Je trouve cette scène d'une violence physique et psychique inouies et profondément injuste. Quelle gratuité. Je sens le dégoût monter en moi. J'ai une envie de vomir, c'est extrêment violent. Cette mère passe sa colère, ses nerfs sur son fils. Depuis une heure qu'ils sont arrivés sur la plage, je sens une escalade émotionnelle en elle. Contre qui en a-t-elle réellement ? Et son mari qui laisse faire !!!

 

Je me pose alors les questions typiques : je fais semblant d'avoir vu ou j'interviens ? Je dis quoi ? Je prends la défense de qui ? Que ressent cet enfant ? Que peut-il faire ? Comment agir sans que cela retombe après sur le gosse ? Est-ce que je vais me prendre une baffe ? Qu'aimerait l'enfant ? Est-ce que je reste lâche ? Que me dit mon coeur ?

 

Je laisse mon enfant jouer à la structure de jeux et fais quelques pas vers cette famille. Le petit garçon est installé sur une couverture en plein cagnard sans chapeau. Il essaie de manger son sandwich sans hoqueter. Sa mère, son père et sa soeur sont sous un parasol à 3 mètres de lui.

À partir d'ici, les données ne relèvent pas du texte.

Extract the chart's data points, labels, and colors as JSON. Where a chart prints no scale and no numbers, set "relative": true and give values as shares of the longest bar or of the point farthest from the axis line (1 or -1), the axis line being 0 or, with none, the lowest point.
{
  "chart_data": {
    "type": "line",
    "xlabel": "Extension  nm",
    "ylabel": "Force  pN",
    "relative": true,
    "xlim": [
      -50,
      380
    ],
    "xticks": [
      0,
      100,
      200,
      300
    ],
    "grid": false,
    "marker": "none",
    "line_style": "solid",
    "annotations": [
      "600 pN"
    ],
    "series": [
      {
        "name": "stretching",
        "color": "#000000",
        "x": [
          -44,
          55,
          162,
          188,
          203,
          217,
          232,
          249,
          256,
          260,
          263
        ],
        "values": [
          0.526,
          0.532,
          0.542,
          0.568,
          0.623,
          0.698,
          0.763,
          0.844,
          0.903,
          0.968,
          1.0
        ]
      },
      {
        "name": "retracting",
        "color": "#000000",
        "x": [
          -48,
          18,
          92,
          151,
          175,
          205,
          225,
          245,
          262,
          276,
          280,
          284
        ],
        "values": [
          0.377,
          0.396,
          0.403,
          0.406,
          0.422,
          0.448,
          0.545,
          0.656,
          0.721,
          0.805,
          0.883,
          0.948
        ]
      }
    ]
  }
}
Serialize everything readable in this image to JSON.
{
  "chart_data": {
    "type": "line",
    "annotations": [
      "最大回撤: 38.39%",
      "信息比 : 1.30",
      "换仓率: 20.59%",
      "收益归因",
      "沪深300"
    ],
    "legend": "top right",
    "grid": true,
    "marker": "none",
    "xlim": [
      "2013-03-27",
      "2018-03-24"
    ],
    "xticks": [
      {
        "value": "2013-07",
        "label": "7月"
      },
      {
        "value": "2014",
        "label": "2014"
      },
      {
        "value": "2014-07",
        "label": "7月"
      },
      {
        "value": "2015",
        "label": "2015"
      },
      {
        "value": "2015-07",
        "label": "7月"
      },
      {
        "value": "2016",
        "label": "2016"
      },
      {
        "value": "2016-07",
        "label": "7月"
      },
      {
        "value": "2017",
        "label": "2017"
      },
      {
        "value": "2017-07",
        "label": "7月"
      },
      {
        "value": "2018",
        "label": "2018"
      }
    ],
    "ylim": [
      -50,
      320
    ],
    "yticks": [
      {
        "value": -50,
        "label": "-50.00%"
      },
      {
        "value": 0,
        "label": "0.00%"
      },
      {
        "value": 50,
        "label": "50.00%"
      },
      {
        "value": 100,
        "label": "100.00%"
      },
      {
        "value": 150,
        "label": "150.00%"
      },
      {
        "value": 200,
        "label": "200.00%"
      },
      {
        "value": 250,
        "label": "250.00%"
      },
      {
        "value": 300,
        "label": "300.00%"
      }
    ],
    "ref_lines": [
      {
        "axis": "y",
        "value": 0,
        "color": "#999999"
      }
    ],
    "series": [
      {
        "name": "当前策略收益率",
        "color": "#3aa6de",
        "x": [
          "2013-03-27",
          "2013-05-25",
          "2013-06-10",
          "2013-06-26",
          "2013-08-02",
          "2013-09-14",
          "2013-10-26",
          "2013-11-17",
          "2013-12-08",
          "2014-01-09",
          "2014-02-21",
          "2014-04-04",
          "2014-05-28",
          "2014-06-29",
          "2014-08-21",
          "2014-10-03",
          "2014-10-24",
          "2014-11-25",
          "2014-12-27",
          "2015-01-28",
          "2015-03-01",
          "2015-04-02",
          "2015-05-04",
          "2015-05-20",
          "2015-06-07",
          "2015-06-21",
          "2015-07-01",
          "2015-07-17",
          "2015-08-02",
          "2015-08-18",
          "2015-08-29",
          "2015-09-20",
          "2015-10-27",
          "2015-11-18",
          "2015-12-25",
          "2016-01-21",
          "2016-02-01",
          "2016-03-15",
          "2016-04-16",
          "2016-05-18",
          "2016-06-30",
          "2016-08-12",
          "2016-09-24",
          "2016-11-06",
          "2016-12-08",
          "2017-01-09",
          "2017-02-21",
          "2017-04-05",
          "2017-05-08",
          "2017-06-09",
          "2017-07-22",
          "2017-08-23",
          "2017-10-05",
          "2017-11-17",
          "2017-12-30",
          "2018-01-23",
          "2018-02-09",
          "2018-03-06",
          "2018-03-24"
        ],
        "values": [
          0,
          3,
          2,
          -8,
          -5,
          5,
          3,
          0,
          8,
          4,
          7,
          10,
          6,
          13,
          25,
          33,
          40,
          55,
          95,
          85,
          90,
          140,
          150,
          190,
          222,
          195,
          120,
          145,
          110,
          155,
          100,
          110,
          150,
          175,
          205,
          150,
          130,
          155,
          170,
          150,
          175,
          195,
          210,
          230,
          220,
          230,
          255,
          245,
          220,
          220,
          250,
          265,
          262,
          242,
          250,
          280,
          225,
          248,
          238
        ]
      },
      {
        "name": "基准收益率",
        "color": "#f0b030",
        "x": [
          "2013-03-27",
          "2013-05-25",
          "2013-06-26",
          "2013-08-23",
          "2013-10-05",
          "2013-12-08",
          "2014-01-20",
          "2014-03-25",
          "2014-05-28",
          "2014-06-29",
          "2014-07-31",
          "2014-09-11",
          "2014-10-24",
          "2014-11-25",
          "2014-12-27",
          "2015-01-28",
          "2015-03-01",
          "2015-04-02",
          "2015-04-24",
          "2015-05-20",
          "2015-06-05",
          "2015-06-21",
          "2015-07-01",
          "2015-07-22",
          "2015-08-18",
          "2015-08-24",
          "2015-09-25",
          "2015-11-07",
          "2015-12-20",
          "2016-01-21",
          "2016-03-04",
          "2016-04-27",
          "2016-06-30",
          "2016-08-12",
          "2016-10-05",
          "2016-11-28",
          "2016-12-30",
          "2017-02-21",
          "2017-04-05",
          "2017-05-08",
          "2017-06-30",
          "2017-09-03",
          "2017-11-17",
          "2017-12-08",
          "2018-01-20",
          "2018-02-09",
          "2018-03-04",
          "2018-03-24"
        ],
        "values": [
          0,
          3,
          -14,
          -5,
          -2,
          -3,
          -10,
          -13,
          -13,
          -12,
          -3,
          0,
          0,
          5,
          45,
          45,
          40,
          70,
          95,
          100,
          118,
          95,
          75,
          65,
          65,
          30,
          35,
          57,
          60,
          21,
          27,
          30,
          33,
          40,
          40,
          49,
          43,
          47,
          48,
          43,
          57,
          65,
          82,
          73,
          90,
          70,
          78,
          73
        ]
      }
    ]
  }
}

Je ne me souviens plus de comment j'ai engagé la conversation avec l'enfant car cela date, mais je lui ai simplement demandé s'il n'avait pas trop chaud et soif ? Evidemment en très peu de temps la mère s'est approchée de moi furax pour m'invectiver sur le thème de "de quoi je me mêle ?" :

- "Vous vous prenez pour qui ?

- Je sens que vous êtes en colère contre moi.

- De quel droit venez-vous nous dire ce que nous avons à faire ? Elle lève un peu la main.

- Vous êtes vraiment en colère ! Je vous ai énervée quand j'ai demandé à votre petit garçon s'il avait chaud et soif ?

- Je suis sa mère et je sais m'en occuper.

- J'en suis sûre.

- Je vous demande de partir. Occupez-vous de vos enfants.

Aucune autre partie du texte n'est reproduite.